凉风毫无遮拦地扫过庭院,卷起零星的枯叶,打在人脸上微微生疼。
杂役将灯笼抬高些许,指向西首一栋二层小楼:
“丙字乙号在此楼北首底层左起第二间。郎君自便。”
言毕略一躬身,便提着灯笼径直转身离去,细碎的脚步声迅速被巨大的空旷吞噬。
王曜立于原地,仰首望去。
楼上楼下诸舍大都门窗紧闭,唯有微弱灯光偶泄,却仿佛被这沉重的黑暗冻结了,透不出一丝人间暖响。
整座庭院如同一座寂静的黑色深潭,唯有那凛冽的风声是唯一的活物,在廊柱间尖啸穿行。
他深吸一口这清寒微冷的空气,压下心头那份被无边黑暗与冷寂陡然唤起的渺小孤零之感,紧了紧肩上书箧,举步踏上通向那西首小楼底层廊道的石阶。
足音落在青石上,在静极中竟也荡起了轻微的回响。
丙字乙号门板紧闭,透出的灯光却比其他几扇门都要明亮温暖些。
王曜站定门前,略略平复呼吸,抬手轻叩门板——“笃,笃,笃!”
门内先是脚步声近,接着门闩被取下,门应声而开一道尺许缝隙。
廊下灯笼黯淡的光线,不足以完全照亮门口。
开门者背光而立,身形轮廓不甚清晰,但扑面而来的却是一股混合了旧书、墨锭、新洗麻布以及微弱炭火气息的、属于学舍特有的味道。

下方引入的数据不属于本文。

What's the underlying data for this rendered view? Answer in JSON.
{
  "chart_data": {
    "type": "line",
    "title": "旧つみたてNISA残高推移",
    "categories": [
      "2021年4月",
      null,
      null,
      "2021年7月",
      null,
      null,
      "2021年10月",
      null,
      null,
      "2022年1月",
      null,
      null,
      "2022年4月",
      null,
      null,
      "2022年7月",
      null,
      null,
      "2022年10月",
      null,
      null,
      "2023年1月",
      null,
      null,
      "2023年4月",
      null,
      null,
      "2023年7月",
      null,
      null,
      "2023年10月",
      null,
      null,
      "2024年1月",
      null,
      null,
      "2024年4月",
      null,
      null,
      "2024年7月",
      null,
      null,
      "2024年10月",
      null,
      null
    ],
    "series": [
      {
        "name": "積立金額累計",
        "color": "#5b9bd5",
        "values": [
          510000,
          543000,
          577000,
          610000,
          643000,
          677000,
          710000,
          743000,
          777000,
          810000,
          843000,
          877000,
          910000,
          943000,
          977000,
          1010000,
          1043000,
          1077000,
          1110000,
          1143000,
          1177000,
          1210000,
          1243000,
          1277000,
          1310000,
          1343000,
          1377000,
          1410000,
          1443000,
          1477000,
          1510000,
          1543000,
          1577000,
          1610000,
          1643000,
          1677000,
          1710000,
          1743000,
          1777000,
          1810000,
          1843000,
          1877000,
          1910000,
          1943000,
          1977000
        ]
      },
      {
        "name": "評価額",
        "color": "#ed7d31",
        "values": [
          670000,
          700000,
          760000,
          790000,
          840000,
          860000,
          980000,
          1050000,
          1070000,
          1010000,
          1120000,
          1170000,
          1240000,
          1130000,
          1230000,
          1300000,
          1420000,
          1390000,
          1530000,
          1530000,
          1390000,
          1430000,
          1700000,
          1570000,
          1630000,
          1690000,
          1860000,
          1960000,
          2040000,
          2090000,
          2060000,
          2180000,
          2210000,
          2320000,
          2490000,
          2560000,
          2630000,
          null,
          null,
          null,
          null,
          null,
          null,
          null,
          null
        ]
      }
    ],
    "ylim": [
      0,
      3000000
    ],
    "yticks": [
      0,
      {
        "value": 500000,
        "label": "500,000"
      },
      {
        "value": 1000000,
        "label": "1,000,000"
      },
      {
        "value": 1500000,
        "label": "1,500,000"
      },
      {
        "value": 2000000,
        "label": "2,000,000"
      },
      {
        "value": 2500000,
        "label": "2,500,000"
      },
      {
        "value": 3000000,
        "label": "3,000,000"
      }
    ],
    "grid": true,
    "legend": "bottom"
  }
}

对方显然也努力想看清来客,微微朝门外光亮处侧了侧头。
“叨扰各位同窗。在下弘农王曜,字子卿,新录丙字乙号,特来相见。”
王曜在门口肃立,拱手行一平礼,声音在空寂的廊下清晰响起。
“啊!是王兄!快请进!正待君至!”
门豁然洞开,门口立着一位约莫十七八岁的年轻学子,面容清雅,身形略显清瘦。他着半旧靛蓝细布直裰,领口袖缘浆洗得发白却异常洁净,头系同色幅巾,眉目间一股书卷清气自然流溢。
观其神色,温和纯笃,似无尘世机心。
此时他脸上是温淳真挚的笑意,侧身相让:
“在下扶风徐嵩,字元高。王兄路上想必劳顿,天气尚冷,速速入内暖和!”
王曜道声“有劳”,抬步入内。
一股比门外浓郁得多的暖意裹挟着混杂的气息扑面而来。
此屋格局呈长条之形,右侧山墙设通铺一排,上下两层,每层三个铺位,皆以厚木板铺就,宽约容人。
室内陈设极其朴陋,居中置一狭长黑漆木方桌,桌旁数条无漆长条木凳。
靠墙处另有一矮书几,上头置一盏不甚明亮的豆油陶灯,几上书籍堆叠杂乱无章。
此时,紧邻门口右侧、那书几旁边的通铺下铺,被褥整洁叠放,显是徐嵩所用。
靠窗下铺和中间上铺似也已有人所占,此时被褥虽散乱摊开,人却不在。
再往里去,独自占了近窗一角的上铺,此刻竟兀自高卧,只看得见后背盖着粗布被的轮廓,对门口一切动静则仿佛恍若不闻。
徐嵩一面引王曜到通铺前,一面带着些许歉意解释道:
“学舍人少,铺位宽松些。空处仅此两处,右手边上铺,”
他抬手指了指自己铺位的上铺,
“或是这中央下铺(通铺中间的下铺位置)。”他语气友善。
“王兄尽可自择方便之处安置。”
王曜的目光在屋内仅有的两个空铺位间快速游移。
那右上铺需爬梯上下,且紧邻门口门板缝隙,冷风透隙时或许更为明显。
而这中央下铺位置居中,临近共用的方桌和书几,离豆油灯火也近几步,取光取暖似更便利些,亦不必登高。
他稍作思忖,便做出决断。
“多谢元高兄指点。”王曜向徐嵩拱手致谢,径直走向那张中央下铺(即左边木架靠中间的位置)。